The court judgement confirms that Ofqual has the absolute right to ensure comparable outcomes of GCSE scores between cohorts and across time. Doing so, however, means exam board decisions can be over-ruled. A student can hand in work that meets the described criteria for a C grade (and for which Cs have previously been awarded), the teacher can give it the marks linked to a C grade, the exam board can agree it got marks deemed worthy of a C grade but if when the exam board adds up all the results, the grades are higher than expected based on previous cohort data then Ofqual can require the exam board to move grade boundaries and the work no longer stays as a C. For the sake of ensuring ‘comparable outcomes’ it becomes a D.
The judge understood the inherent unfairness of this. In fact, they summed: “Whichever way (Ofqual) chose to resolve the problem, there was going to be an element of unfairness”. If Ofqual had maintained standards in 2012 then the 2013 cohort would have been more harshly judged and that would have been unfair in comparison to the 2012s. The problem, it seems, was caused the structure of the qualification and its particular combination with the requirement on Ofqual to maintain comparable outcomes. People can argue ad infinitum about whose fault comparable outcomes was.
But none of this really matters. Whether it was Gove, or Balls, fair or not. It has happened. What matters now is the implications of this judgement for teachers and students in schools.
Here’s the problem: Teachers are required to predict grades. We’re constantly at it. Colleges want predictions, so do exam boards, so do parents, pupils, governors, heads of departments. Predictions matter quite a lot too. Colleges make admissions based on them. Support is targeted at students because of them. Department monitoring and, in future, possibly even pay will be linked to them. But if Ofqual can fiddle about with grade boundaries to any extent necessary in order to make sure grades are ‘comparable’ to previous data then how can teachers accurately predict what a student’s work is worth? Simple: they can’t.
Some will say this is a good thing. If teachers can’t accurately predict, they can’t ‘game’ the system and instead must just focus on getting each and every child the best possible grade. After all, teachers shouldn’t be attempting to shove children over the C/D borderline (and soon new government measures will stop encouraging this anyway).
That’s great in principle, but it doesn’t solve the 6th form admission problem. Nor the targeting one.
While it would be wonderful if every pupil was equally supported in getting their best grades, schools – like hospitals – are a public service with finite resources. Targeting, inevitably, happens. If a student is on the knife-edge of getting a C, and therefore of going to college nor not going, that tends to unquestionably be where resourcing goes. And the reason that people tend to focus on the C is in part because it’s where the government has focused its performance measure, but also because getting that grade makes a profound difference to a student’s further education choices.
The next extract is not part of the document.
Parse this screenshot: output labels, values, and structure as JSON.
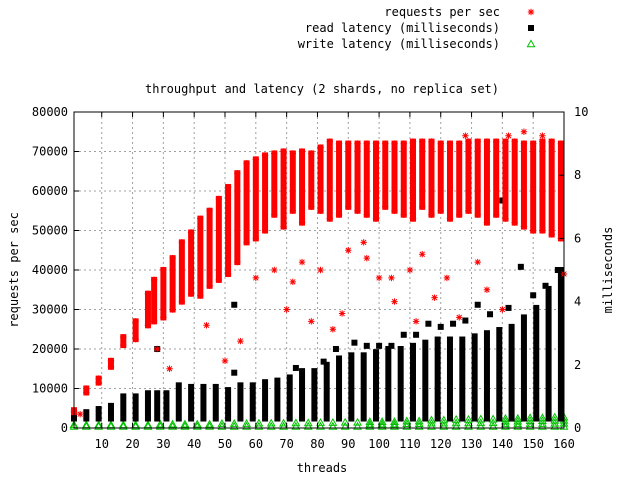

However, even if teachers start looking at all pupils across the spectrum, it’s still the case that resources need to be targeted at those underperforming but if rules keep changing on grading then it becomes difficult to know who is at risk of underperforming. If a student expected to get a B is handing in work thought to be a B they are not likely to get more support. If they hand in work around a D then they will. But if the grades can be moved around that student handing in the B work might suddenly find themselves on a C. Does such targeting mean resources are distributed unequally? Yes. Is that unfair? Possibly. But in a world of limited resources it’s hard to know what else to do. However, if the government is now saying it no longer wants such targeting (and given the Ofqual decision it now becomes very difficult to target accurately) then that needs to be clearly spelled out.
There are consequences for saying that all pupils should be equally supported though. At present there is a big push to equalise achievements between FSM and non-FSM pupils. To make up for the fact that many FSM students enter school with lower grades teachers will often work out who in this group is underperforming and will provide extra intervention. But, again, if schools can no longer work out who is ‘at risk’ of not getting their target grade targeting underperforming FSM students becomes tricky. Some will say this means no-one will targeted, hurray! But I rather fear what will happen is that resources will go to the most sharp-elbowed rather than the most in need. And I’m not at all convinced that’s a better state of affairs.
GCSE reform will help a little. Getting rid of modularisation and limiting controlled assessments will mean schools have less information and less ‘boundary pushing’ can happen. Exam grading has always varied more widely – though exam-only subjects are more difficult to predict and so the above issues will still haunt schools.
But that’s not for another two years and teachers are struggling today to know where a C grade is anymore. Plus the reforms still don’t resolve the inherent contradiction between being expected to target students and no longer being able to rely on data to accurately do so. Yesterday’s ruling was clear: Ofqual did not act unreasonably. But schools now need a clear steer on what to do about data monitoring, predictions and targeting if they too are to act reasonably. Greater leadership on these matters will stop further fiascoes occurring in the future and, in all honesty, might even have stopped them happening in the first place.